J Neurol Surg B Skull Base 2018; 79(S 01): S1-S188
DOI: 10.1055/s-0038-1633460
Oral Presentations
Georg Thieme Verlag KG Stuttgart · New York

A Line through the Digastric Point and Posterior Edge of the Condyle: As a New Surface Landmark for Finding the Horizontal Part of the Sigmoid Sinus in Suboccipital Craniotomies

Satoshi Matsuo
1   Department of Neurosurgery, National Hospital Organization, Kyushu Medical Center, Chuo, Jigyohama, Japan
,
Noritaka Komune
2   Department of Otorhinolaryngology, Kyushu University, Graduate School of Medical Sciences, Fukuoka, Japan
,
Ryota Kurogi
3   Department of Neurosurgery, Kyushu University, Graduate School of Medical Sciences, Fukuoka, Japan
,
Yojiro Akagi
3   Department of Neurosurgery, Kyushu University, Graduate School of Medical Sciences, Fukuoka, Japan
,
Koji Iihara
3   Department of Neurosurgery, Kyushu University, Graduate School of Medical Sciences, Fukuoka, Japan
› Author Affiliations
Further Information

Publication History

Publication Date:
02 February 2018 (online)

 

Objective This study aims to determine whether the line between the digastric point and posterior edge of the occipital condyle (DC line) is a reliable surface landmark for the posterior margin of the horizontal part of the sigmoid sinus.

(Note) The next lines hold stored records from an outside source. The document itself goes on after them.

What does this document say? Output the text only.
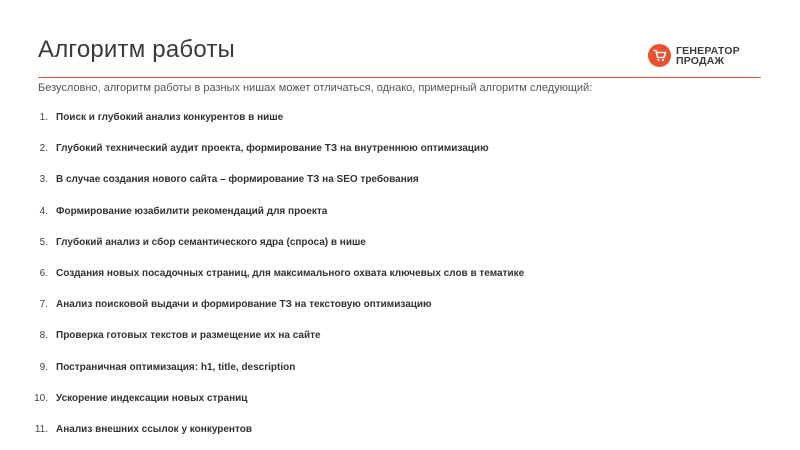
Алгоритм работы	ГЕНЕРАТОР
ПРОДАЖ
Безусловно, алгоритм работы в разных нишах может отличаться, однако, примерный алгоритм следующий:
1. Поиск и глубокий анализ конкурентов в нише
2. Глубокий технический аудит проекта, формирование ТЗ на внутреннюю оптимизацию
3. В случае создания нового сайта – формирование ТЗ на SEO требования
4. Формирование юзабилити рекомендаций для проекта
5. Глубокий анализ и сбор семантического ядра (спроса) в нише
6. Создания новых посадочных страниц, для максимального охвата ключевых слов в тематике
7. Анализ поисковой выдачи и формирование ТЗ на текстовую оптимизацию
8. Проверка готовых текстов и размещение их на сайте
9. Постраничная оптимизация: h1, title, description
10. Ускорение индексации новых страниц
11. Анализ внешних ссылок у конкурентов
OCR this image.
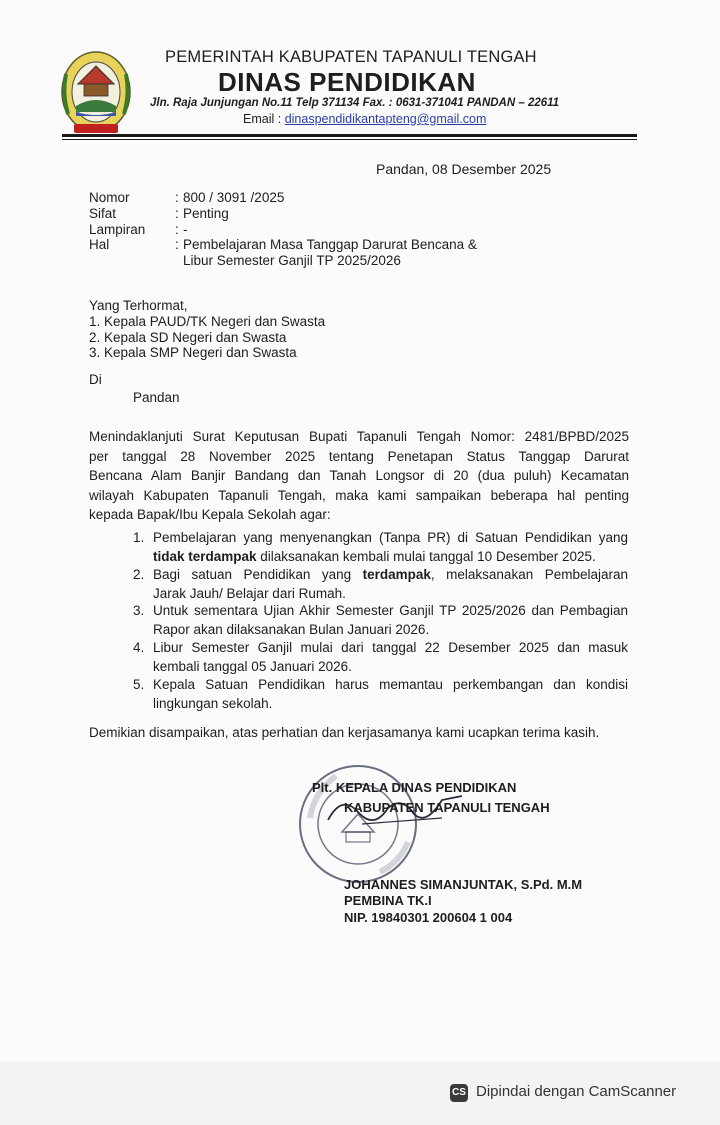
PEMERINTAH KABUPATEN TAPANULI TENGAH
DINAS PENDIDIKAN
Jln. Raja Junjungan No.11 Telp 371134 Fax. : 0631-371041 PANDAN – 22611
Email : dinaspendidikantapteng@gmail.com
Pandan, 08 Desember 2025
Nomor	: 800 / 3091 /2025
Sifat	: Penting
Lampiran : -
Hal	: Pembelajaran Masa Tanggap Darurat Bencana &
Libur Semester Ganjil TP 2025/2026
Yang Terhormat,
1. Kepala PAUD/TK Negeri dan Swasta
2. Kepala SD Negeri dan Swasta
3. Kepala SMP Negeri dan Swasta
Di
Pandan
Menindaklanjuti Surat Keputusan Bupati Tapanuli Tengah Nomor: 2481/BPBD/2025
per tanggal 28 November 2025 tentang Penetapan Status Tanggap Darurat
Bencana Alam Banjir Bandang dan Tanah Longsor di 20 (dua puluh) Kecamatan
wilayah Kabupaten Tapanuli Tengah, maka kami sampaikan beberapa hal penting
kepada Bapak/Ibu Kepala Sekolah agar:
1. Pembelajaran yang menyenangkan (Tanpa PR) di Satuan Pendidikan yang
tidak terdampak dilaksanakan kembali mulai tanggal 10 Desember 2025.
2. Bagi satuan Pendidikan yang terdampak, melaksanakan Pembelajaran
Jarak Jauh/ Belajar dari Rumah.
3. Untuk sementara Ujian Akhir Semester Ganjil TP 2025/2026 dan Pembagian
Rapor akan dilaksanakan Bulan Januari 2026.
4. Libur Semester Ganjil mulai dari tanggal 22 Desember 2025 dan masuk
kembali tanggal 05 Januari 2026.
5. Kepala Satuan Pendidikan harus memantau perkembangan dan kondisi
lingkungan sekolah.
Demikian disampaikan, atas perhatian dan kerjasamanya kami ucapkan terima kasih.
Plt. KEPALA DINAS PENDIDIKAN
KABUPATEN TAPANULI TENGAH
JOHANNES SIMANJUNTAK, S.Pd. M.M
PEMBINA TK.I
NIP. 19840301 200604 1 004
CS Dipindai dengan CamScanner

Methods Cadaveric specimens were used to show the relationship between the DC line and retrosigmoid craniotomy. Three-dimensional computed tomography angiography (3D-CTA) images of adult heads (56 sides) were analyzed with OsiriX software and the distance between the DC line and horizontal part of the sigmoid sinus was measured at the digastric point, posterior edge of the condyle, and midpoint of the line.

Results The DC line was roughly parallel and posterior to the posterior margin of the sigmoid sinus. The distance between the DC line and posterior edge of the sigmoid sinus at the digastric point, condyle, and midpoint of the line measured 4.7 ± 3.3 mm, 5.9 ± 2.6 mm, and 1.3 ± 2.2 mm, respectively. All sigmoid sinuses coursed anterior to the digastric point and condyle but in 17.9% the posterior edge of the sigmoid sinus (10/56 sides) extended a maximum of 4.1 mm posterior to the midpoint of the DC line. The distances from the DC line to the sigmoid sinus at the midpoint did not significantly differ between dominant and nondominant sides (dominant side: 1.2 ± 2.3 mm; nondominant side: 1.4 ± 2.2 mm; p = 0.71, unpaired t-test) or between right and left sides (right side: 1.1 ± 2.6 mm; left side: 1.5 ± 1.8 mm; p = 0.50, unpaired t-test)

Conclusion The DC line can be used as a new surface landmark for estimating the position of the horizontal part of the sigmoid sinus. The posterior edge of the sinus may extend posterior to the line at the midpoint, so exposure should begin at the digastric point and just behind the posterior edge of the condyle and carefully continue to expose the midpoint of the DC line to prevent sinus injury.